The crypto market has been shaken by massive positive sentiment from the global scene lately. First comes from asia, where japan just officially passed a bill paving the way for crypto ETFs while slashing crypto taxes drastically from 55% to just 20% only. This aggressive move definitely makes the united states, which is still struggling with their regulations, look lagging far behind. Not long after that, the corporate giant microstrategy also reaffirmed their commitment to keep buying $BTC for the long term to maintain their throne as the largest corporate BTC holder in the world without caring about the current market volatility.

This fresh fundamental sentiment immediately sparks a burning enthusiasm in the derivatives market. If we peek at the latest data, the long or short position ratio on giant exchanges like binance and OKX shows a strong dominance of market players taking long positions with ratio numbers ranging between 1.17 to 1.47. However, this overly high optimism took some victims because there was around $58.78 million of total futures positions hit by liquidation within the last 24 hours, with the majority of victims dominated by short sellers who got run over by the upward momentum. This bustling futures trading is also reflected in the daily transaction volume on binance which touched a fantastic figure of $12.39 billion, followed by OKX with transactions of $6.38 billion.

If we shift to other supporting indicators like the funding rate from coinglass, the thick green area clearly dominates the movement from june to july. This indicates that long position holders are very aggressive and willing to pay premium fees to maintain their positions in the market. In addition, spot and futures trading volume surged quite significantly in mid july after being sluggish for several days prior. This volume increase accompanied by BTC price creeping up to the $64.950 level reinforces that this buying pressure is based on real accumulation by market players, not just temporary price manipulation.

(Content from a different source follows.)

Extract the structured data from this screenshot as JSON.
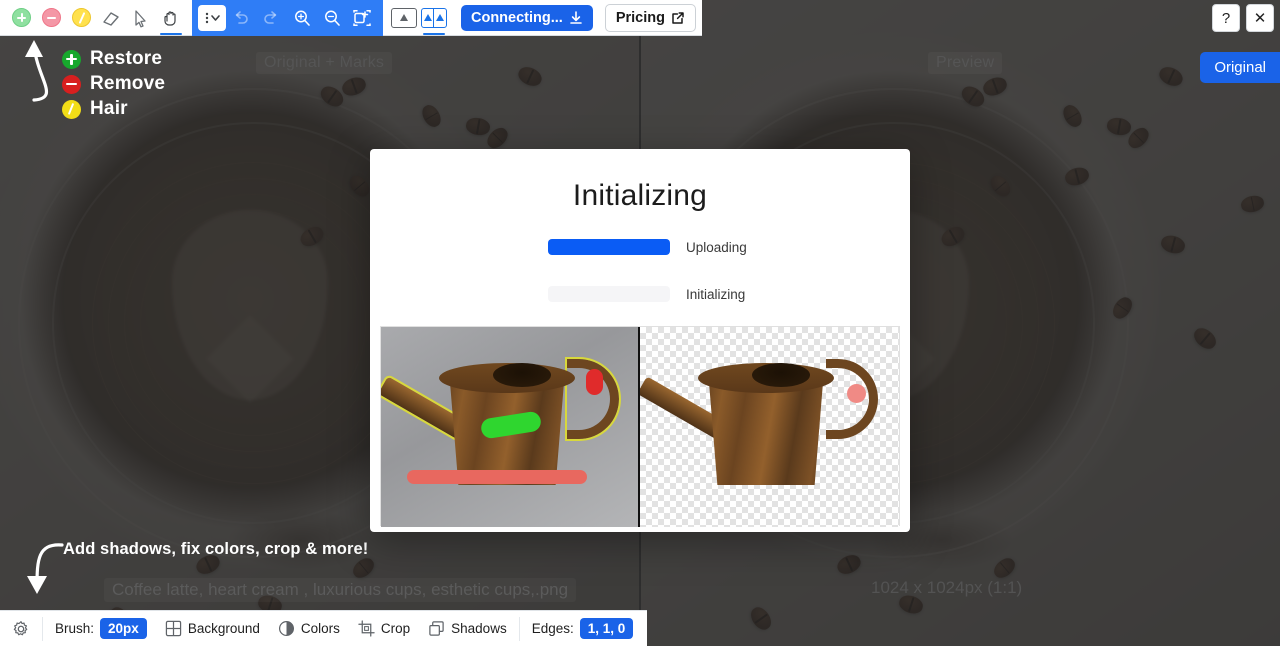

Looking at the daily chart structure on TradingView, the current price movement is facing head on with the SMA 50 line while the ztochastic indicator has started to creep upward and show signs of being overbought. On that chart, we can also see that the daily transaction volume is still fluctuating but there is a buying pressure effort trying to maintain the price position so it does not drop deeper below its moving average.

My Opinion
For fellow traders wondering if this nearest resistance area will be broken in a single go, the price will likely consolidate or experience a healthy correction first. This temporary drop is needed to retest the fair value gap or FVG area before later gathering new strength to test the next strong resistance area which lies in the price zone range between $73.060 to $74.265.